Microstructural development in Al/MgAl2O4 in situ metal matrix composite using value-added silica sources

Abstract

Al/MgAl2O4 in situ metal matrix composites have been synthesized using value-added silica sources (microsilica and rice husk ash) containing similar to 97% SiO2 in Al-5 wt.% Mg alloy. The thermodynamics and kinetics of MgAl2O4 formation are discussed in detail. The MgO and MgAl2O4 phases were found to dominate in microsilica (MS) and rice husk ash (RHA) value-added composites, respectively, during the initial stage of holding the composites at 750 degrees C. A transition phase between MgO and MgAl2O4 was detected by the scanning electron microscopy and energy-dispersive spectroscopy (SEM-EDS) analysis of the particles extracted from the composite using 25% NaOH solution.
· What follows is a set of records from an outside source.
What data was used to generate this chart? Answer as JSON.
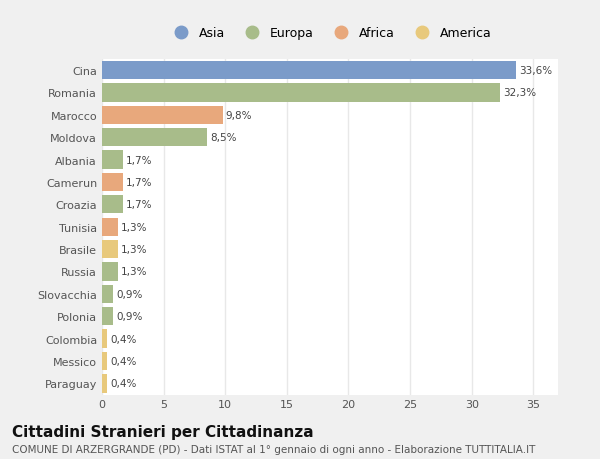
{
  "categories": [
    "Cina",
    "Romania",
    "Marocco",
    "Moldova",
    "Albania",
    "Camerun",
    "Croazia",
    "Tunisia",
    "Brasile",
    "Russia",
    "Slovacchia",
    "Polonia",
    "Colombia",
    "Messico",
    "Paraguay"
  ],
  "values": [
    33.6,
    32.3,
    9.8,
    8.5,
    1.7,
    1.7,
    1.7,
    1.3,
    1.3,
    1.3,
    0.9,
    0.9,
    0.4,
    0.4,
    0.4
  ],
  "labels": [
    "33,6%",
    "32,3%",
    "9,8%",
    "8,5%",
    "1,7%",
    "1,7%",
    "1,7%",
    "1,3%",
    "1,3%",
    "1,3%",
    "0,9%",
    "0,9%",
    "0,4%",
    "0,4%",
    "0,4%"
  ],
  "colors": [
    "#7b9bc9",
    "#a8bc8a",
    "#e8a87c",
    "#a8bc8a",
    "#a8bc8a",
    "#e8a87c",
    "#a8bc8a",
    "#e8a87c",
    "#e8c97c",
    "#a8bc8a",
    "#a8bc8a",
    "#a8bc8a",
    "#e8c97c",
    "#e8c97c",
    "#e8c97c"
  ],
  "legend_labels": [
    "Asia",
    "Europa",
    "Africa",
    "America"
  ],
  "legend_colors": [
    "#7b9bc9",
    "#a8bc8a",
    "#e8a87c",
    "#e8c97c"
  ],
  "title": "Cittadini Stranieri per Cittadinanza",
  "subtitle": "COMUNE DI ARZERGRANDE (PD) - Dati ISTAT al 1° gennaio di ogni anno - Elaborazione TUTTITALIA.IT",
  "xlim": [
    0,
    37
  ],
  "xticks": [
    0,
    5,
    10,
    15,
    20,
    25,
    30,
    35
  ],
  "background_color": "#f0f0f0",
  "bar_background": "#ffffff",
  "grid_color": "#e8e8e8",
  "title_fontsize": 11,
  "subtitle_fontsize": 7.5,
  "bar_height": 0.82
}
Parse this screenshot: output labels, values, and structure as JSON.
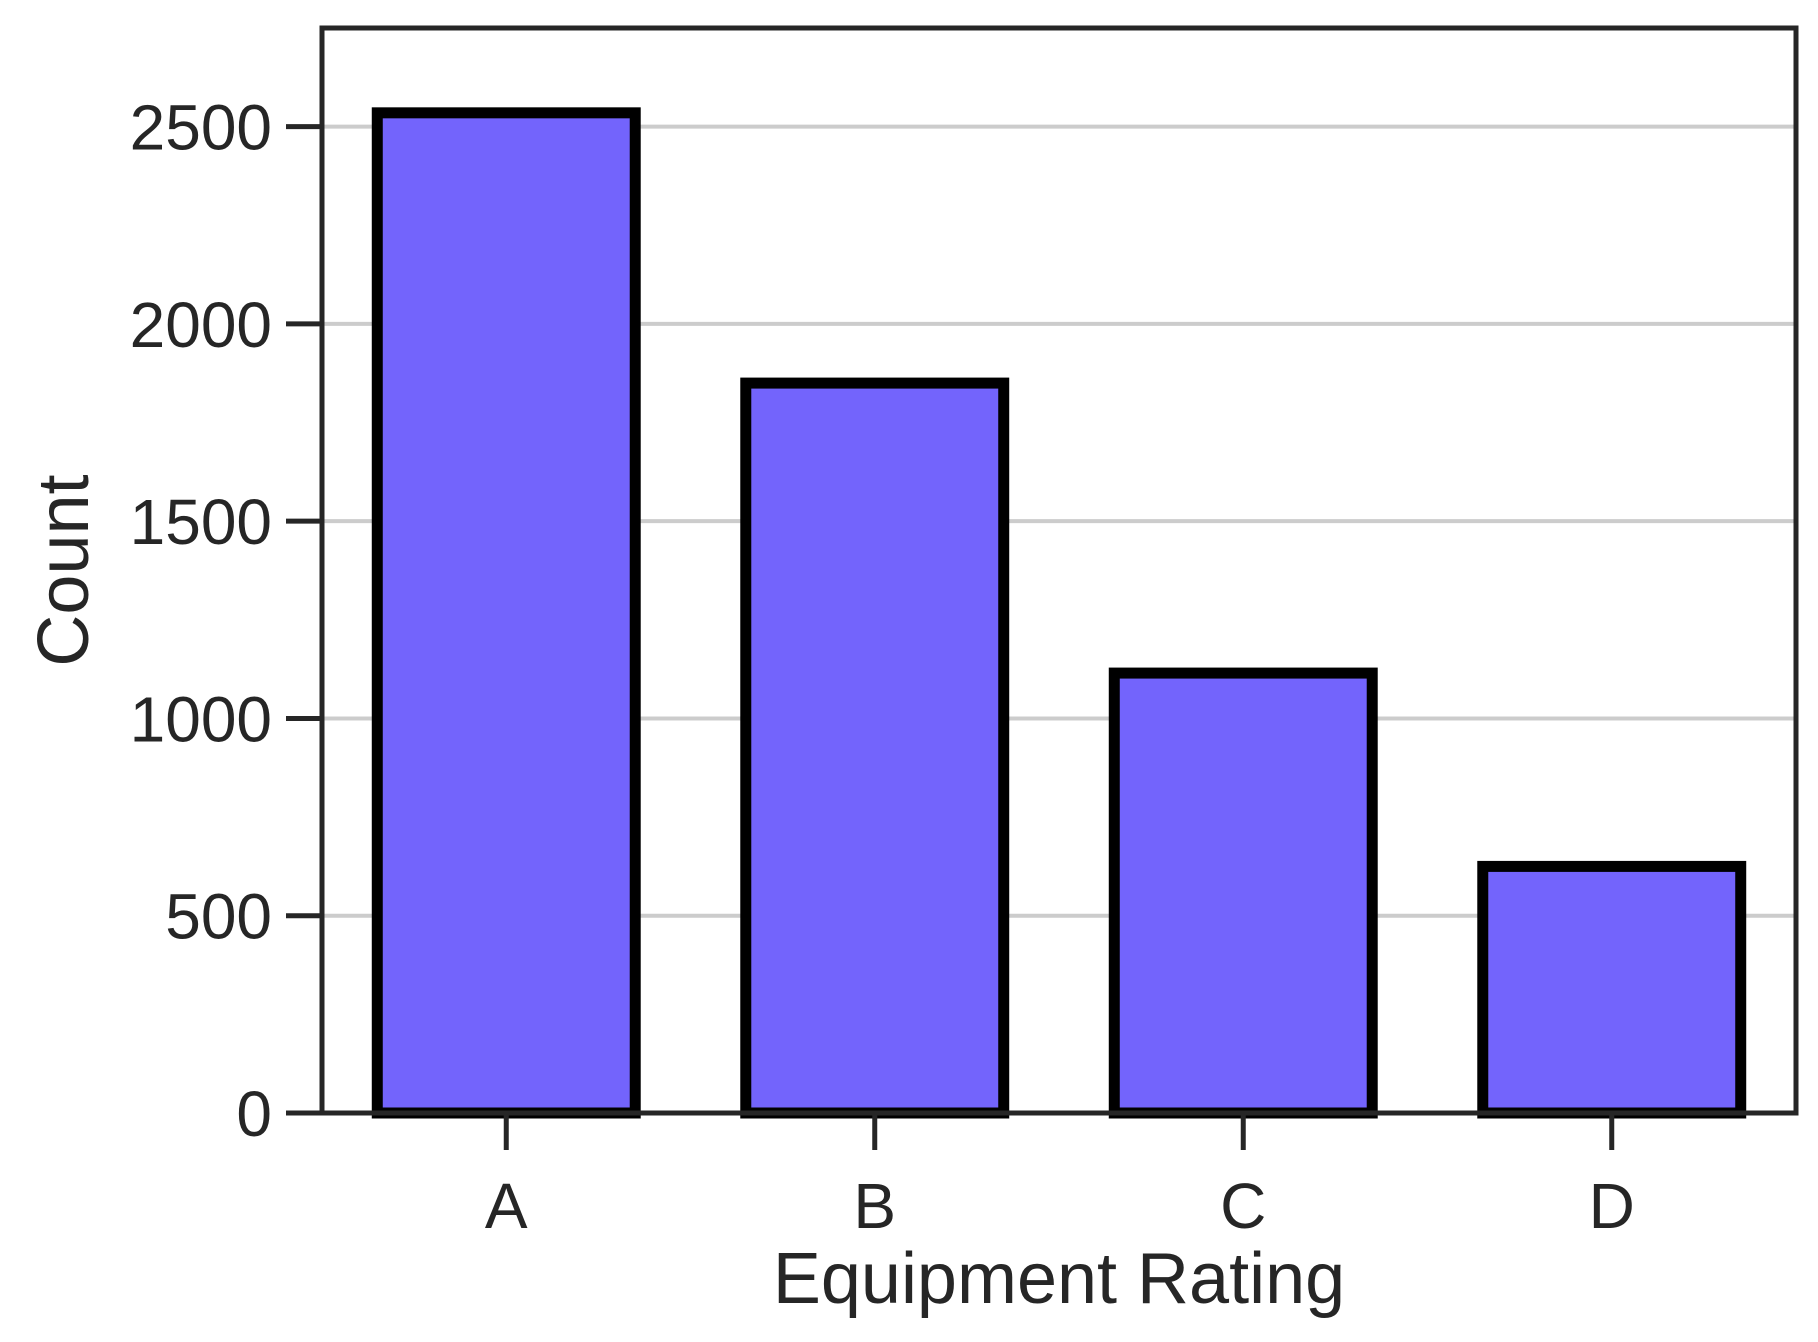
{
  "chart_data": {
    "type": "bar",
    "title": "",
    "xlabel": "Equipment Rating",
    "ylabel": "Count",
    "categories": [
      "A",
      "B",
      "C",
      "D"
    ],
    "values": [
      2535,
      1850,
      1115,
      625
    ],
    "ylim": [
      0,
      2750
    ],
    "yticks": [
      0,
      500,
      1000,
      1500,
      2000,
      2500
    ],
    "ytick_labels": [
      "0",
      "500",
      "1000",
      "1500",
      "2000",
      "2500"
    ],
    "grid": {
      "y": true,
      "x": false
    },
    "legend": "none",
    "colors": {
      "bar_fill": "#7364fc",
      "bar_edge": "#000000",
      "grid": "#cccccc",
      "axes": "#262626",
      "text": "#262626"
    }
  }
}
This confirms that MgO is gradually transformed to MgAl2O4 by the reaction 3SiO(2(s)) + 2MgO((s)) + 4Al((1)) -> 2MgAl(2)O(4(s)) + 3Si((1)). The stoichiometry of MgAl2O4, n, computed by a new methodology is between 0.79 and 1.18. The reaction between the silica sources and the molten metal stopped after 55% of the silica source was consumed. A gradual increase in mean MgAl2O4 crystallite size, D, from 24 to 36 nm was observed in the samples held for 10 h.